Tod von Buckelwal Timmy beendet monatelange Debatte über millionenschwere Rettungsaktion

Daniel H/CCA



Der Tod des Buckelwals Timmy hat eine der aufwendigsten und zugleich umstrittensten Tierrettungen der vergangenen Jahre beendet. Nachdem der Wal wochenlang vor der deutschen Ostseeküste für Schlagzeilen gesorgt hatte, bestätigten dänische Behörden nun den Tod des Tieres vor der Insel Anholt. Die Identifizierung erfolgte über einen zuvor angebrachten GPS-Sender.

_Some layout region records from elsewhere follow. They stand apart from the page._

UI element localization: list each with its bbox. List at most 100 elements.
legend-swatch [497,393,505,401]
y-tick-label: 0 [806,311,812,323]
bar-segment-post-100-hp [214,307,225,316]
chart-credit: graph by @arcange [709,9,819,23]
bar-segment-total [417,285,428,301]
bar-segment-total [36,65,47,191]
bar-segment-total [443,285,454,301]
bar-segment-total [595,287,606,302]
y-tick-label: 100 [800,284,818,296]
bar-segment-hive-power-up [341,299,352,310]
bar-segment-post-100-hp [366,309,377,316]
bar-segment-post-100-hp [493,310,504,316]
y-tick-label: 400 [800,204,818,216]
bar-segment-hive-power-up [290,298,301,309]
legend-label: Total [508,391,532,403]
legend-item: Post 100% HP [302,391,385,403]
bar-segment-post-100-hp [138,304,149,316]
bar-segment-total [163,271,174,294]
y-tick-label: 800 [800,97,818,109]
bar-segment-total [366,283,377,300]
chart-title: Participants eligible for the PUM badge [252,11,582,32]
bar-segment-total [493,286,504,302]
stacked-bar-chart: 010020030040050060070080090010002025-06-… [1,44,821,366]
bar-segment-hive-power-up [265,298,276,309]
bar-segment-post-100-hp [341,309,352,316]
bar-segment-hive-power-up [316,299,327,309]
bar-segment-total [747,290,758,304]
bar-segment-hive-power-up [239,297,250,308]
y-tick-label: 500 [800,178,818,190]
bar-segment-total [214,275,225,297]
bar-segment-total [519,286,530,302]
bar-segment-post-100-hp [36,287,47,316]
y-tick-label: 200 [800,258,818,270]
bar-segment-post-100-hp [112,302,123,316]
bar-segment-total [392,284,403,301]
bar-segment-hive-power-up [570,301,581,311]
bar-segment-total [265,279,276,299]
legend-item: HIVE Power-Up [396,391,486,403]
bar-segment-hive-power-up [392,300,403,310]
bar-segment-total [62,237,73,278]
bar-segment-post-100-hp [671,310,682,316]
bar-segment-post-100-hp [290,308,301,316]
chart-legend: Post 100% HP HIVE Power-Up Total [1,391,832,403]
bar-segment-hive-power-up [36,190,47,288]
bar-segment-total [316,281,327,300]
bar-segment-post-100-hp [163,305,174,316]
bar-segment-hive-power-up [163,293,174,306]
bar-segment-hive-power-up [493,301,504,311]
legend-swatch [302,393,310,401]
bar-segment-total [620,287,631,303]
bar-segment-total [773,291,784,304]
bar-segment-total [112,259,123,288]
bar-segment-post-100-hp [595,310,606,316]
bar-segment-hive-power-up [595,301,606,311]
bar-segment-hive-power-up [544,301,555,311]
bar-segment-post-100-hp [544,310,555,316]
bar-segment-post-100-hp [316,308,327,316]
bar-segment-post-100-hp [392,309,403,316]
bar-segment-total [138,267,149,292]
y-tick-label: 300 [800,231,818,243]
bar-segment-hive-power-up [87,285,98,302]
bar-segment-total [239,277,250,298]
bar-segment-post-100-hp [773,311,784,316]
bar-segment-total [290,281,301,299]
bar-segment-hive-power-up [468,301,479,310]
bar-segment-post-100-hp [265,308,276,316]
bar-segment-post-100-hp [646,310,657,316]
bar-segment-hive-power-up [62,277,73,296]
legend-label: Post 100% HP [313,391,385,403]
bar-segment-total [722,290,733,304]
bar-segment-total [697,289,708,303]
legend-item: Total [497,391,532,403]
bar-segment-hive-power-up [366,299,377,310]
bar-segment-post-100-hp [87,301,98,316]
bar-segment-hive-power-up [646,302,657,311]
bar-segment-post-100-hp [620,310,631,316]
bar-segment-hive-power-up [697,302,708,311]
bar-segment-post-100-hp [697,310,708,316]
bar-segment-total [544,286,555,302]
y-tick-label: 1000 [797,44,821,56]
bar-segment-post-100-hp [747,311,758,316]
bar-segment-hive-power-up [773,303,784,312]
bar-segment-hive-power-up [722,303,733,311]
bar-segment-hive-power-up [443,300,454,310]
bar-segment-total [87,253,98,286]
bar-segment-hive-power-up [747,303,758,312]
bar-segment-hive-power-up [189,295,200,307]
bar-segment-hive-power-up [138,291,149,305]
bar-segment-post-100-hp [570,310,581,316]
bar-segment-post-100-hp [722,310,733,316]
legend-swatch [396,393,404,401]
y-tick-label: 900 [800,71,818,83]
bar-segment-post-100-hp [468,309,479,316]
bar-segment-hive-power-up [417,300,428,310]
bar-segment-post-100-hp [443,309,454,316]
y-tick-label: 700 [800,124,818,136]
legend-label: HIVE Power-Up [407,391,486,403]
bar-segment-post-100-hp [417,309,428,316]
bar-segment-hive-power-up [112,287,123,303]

Timmy war mehrfach in flachen Gewässern vor Mecklenburg-Vorpommern gestrandet. Besonders vor Poel und Wismar beschäftigte der geschwächte Wal Einsatzkräfte, Wissenschaftler und freiwillige Helfer über Wochen hinweg. Das Tier zeigte bereits früh deutliche gesundheitliche Probleme, dennoch wurde eine großangelegte Rettungsaktion organisiert, um den Buckelwal zurück Richtung Nordsee zu bringen.

Die Maßnahmen entwickelten sich zu einem logistischen Großeinsatz. Zum Einsatz kamen Spezialschiffe, Schlepper, Bagger sowie Pump- und Saugtechnik. Teilweise wurden Fahrrinnen ausgehoben und künstliche Wellen erzeugt, um den mehrere Tonnen schweren Wal wieder in tiefere Gewässer zu bewegen. Zusätzlich erfolgten medizinische Beobachtungen und eine dauerhafte Ortung per GPS.

Die Kosten der Rettung werden inzwischen auf rund 1,5 Millionen Euro geschätzt. Nach Angaben der beteiligten Unterstützer könnten die tatsächlichen Ausgaben noch höher liegen, da einzelne technische und logistische Leistungen bislang nicht vollständig berücksichtigt wurden. Finanziert wurde der Einsatz überwiegend durch private Geldgeber.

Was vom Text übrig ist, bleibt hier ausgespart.